Posiblemente él la imagine con nitidez en su memoria. La textura de la imagen, difusa y generadora de colores arbitrarios, otorga una cualidad mágica al momento, uno de los mejores momentos de la película tanto como de la filmografía de su director.

Sobra hablar aquí de las interpretaciones. Sobra hablar de ellas porque Almodóvar siempre ha sido, por encima de todas sus soberbias cualidades, un fantástico director de actores, que extrae nuevamente lo mejor de cada uno de los integrantes de un generoso y acertado reparto. No sólo Penélope Cruz en su candidez y los dos hombres ya citados, sino el resto del mundo de esos personajes, retratado con realismo y profundidad (siempre presente ese chirriante aspecto amateur de los extras que tanto adora Almodóvar).

Blanca Portillo se erige entonces como cuarto catalizador de la historia. Una Blanca Portillo partida en dos, incapaz de sacrificar el silencio al que somete su pasado en favor del amor que le profesa a Mateo. Un amor partido en dos: el amor a Mateo de una intensidad similar en tanto que al amor a su propio hijo.

Sobra también hablar de Alberto Iglesias en sus nuevos aciertos como pintor de mundos sonoros, creador de atmósferas tan acertadas como de asombrosa genialidad en su escritura, tanto como hablar de su perfecto montaje, de su perfección técnica abrumadora.

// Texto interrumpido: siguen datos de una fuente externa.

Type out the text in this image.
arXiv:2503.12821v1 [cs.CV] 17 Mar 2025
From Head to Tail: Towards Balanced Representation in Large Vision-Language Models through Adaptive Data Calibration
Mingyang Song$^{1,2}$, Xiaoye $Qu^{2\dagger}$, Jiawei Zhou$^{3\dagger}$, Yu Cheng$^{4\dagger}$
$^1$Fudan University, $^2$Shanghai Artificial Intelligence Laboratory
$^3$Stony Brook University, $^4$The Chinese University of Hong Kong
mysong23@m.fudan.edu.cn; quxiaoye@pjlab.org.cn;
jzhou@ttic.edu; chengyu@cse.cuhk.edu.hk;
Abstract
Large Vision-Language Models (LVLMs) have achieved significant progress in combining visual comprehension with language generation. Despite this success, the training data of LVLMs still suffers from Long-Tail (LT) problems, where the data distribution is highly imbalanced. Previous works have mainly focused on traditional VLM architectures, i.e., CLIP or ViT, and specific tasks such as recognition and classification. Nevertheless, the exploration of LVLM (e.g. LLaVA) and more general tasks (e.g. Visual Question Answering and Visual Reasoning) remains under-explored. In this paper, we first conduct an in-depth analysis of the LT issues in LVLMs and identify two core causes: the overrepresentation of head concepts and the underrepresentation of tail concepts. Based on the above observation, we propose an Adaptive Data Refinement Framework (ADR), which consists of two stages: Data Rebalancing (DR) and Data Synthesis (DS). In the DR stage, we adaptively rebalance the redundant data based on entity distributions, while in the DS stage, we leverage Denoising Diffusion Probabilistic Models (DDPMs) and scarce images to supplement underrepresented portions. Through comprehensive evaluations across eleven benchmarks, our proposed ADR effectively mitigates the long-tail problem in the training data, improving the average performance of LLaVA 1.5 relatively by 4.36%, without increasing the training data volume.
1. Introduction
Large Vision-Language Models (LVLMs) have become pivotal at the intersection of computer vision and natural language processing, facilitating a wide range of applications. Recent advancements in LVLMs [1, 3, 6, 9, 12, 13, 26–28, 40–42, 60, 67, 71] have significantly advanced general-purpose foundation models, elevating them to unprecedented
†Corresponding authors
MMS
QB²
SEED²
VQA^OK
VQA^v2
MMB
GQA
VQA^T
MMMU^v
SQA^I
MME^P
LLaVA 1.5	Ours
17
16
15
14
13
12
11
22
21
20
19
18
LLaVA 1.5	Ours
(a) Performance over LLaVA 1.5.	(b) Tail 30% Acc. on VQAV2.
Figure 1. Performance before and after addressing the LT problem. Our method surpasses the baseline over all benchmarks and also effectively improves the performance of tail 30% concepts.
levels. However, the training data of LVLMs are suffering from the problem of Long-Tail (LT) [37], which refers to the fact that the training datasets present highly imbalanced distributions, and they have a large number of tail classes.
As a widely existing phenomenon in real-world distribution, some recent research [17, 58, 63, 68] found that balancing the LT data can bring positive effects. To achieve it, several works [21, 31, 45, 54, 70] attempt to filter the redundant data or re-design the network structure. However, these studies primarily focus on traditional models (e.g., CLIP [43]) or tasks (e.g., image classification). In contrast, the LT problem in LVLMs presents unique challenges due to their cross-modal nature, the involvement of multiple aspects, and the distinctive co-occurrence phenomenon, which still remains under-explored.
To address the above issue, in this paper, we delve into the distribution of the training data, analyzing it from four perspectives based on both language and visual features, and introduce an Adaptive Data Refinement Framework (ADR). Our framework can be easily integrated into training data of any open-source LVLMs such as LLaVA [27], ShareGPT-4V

Es importante sin embargo señalar quién opera tras la cámara, quién es el pintor de ese mundo estilizado y perfecto visualmente. Rodrigo Prieto, habitual colaborador en la fotografía de Ang Lee o de Alejandro González-Iñárritu, ilumina de manera magistral el paso al digital del director, firma uno de los mejores trabajos de fotografía de los últimos tiempos, y es testigo de excepción de la primera escena que pertenece completamente al nuevo Almodóvar, una escena oscura, sin las señas estéticas que le han caracterizado, con la única seña de la confesión como aspecto recurrente de su cine: aquella en la que Blanca Portillo interpreta un monólogo de dos páginas en la oscuridad de un bar y tanto su hijo como Mateo descubren la verdad que les ha sido negada durante años. Una verdad, si se quiere, partida en dos.

Abrazos4
Los Abrazos Rotos es sin duda una obra mayor, una película importante. Almodóvar vuelve a crear un filme que en realidad es un acontecimiento. No solamente por su estado de gracia en la escritura y en la dirección, no sólo por ser capaz de volver a plantearse cuestiones profundas y de reflexionar sobre ellas a través de sus imágenes, no sólo por haber sabido filmar una historia de amor pasional buscando unas nuevas señas de identidad que le permitan seguir avanzando como autor. Es, sobre todo, porque se trata de una película viva, capaz de establecer un diálogo continuo con el espectador al sugerirle lecturas diferentes y llenas de riqueza, ya sea a través de Rosellini, de Shakespeare, del nuevo Almodóvar o, al menos en última instancia, del antiguo.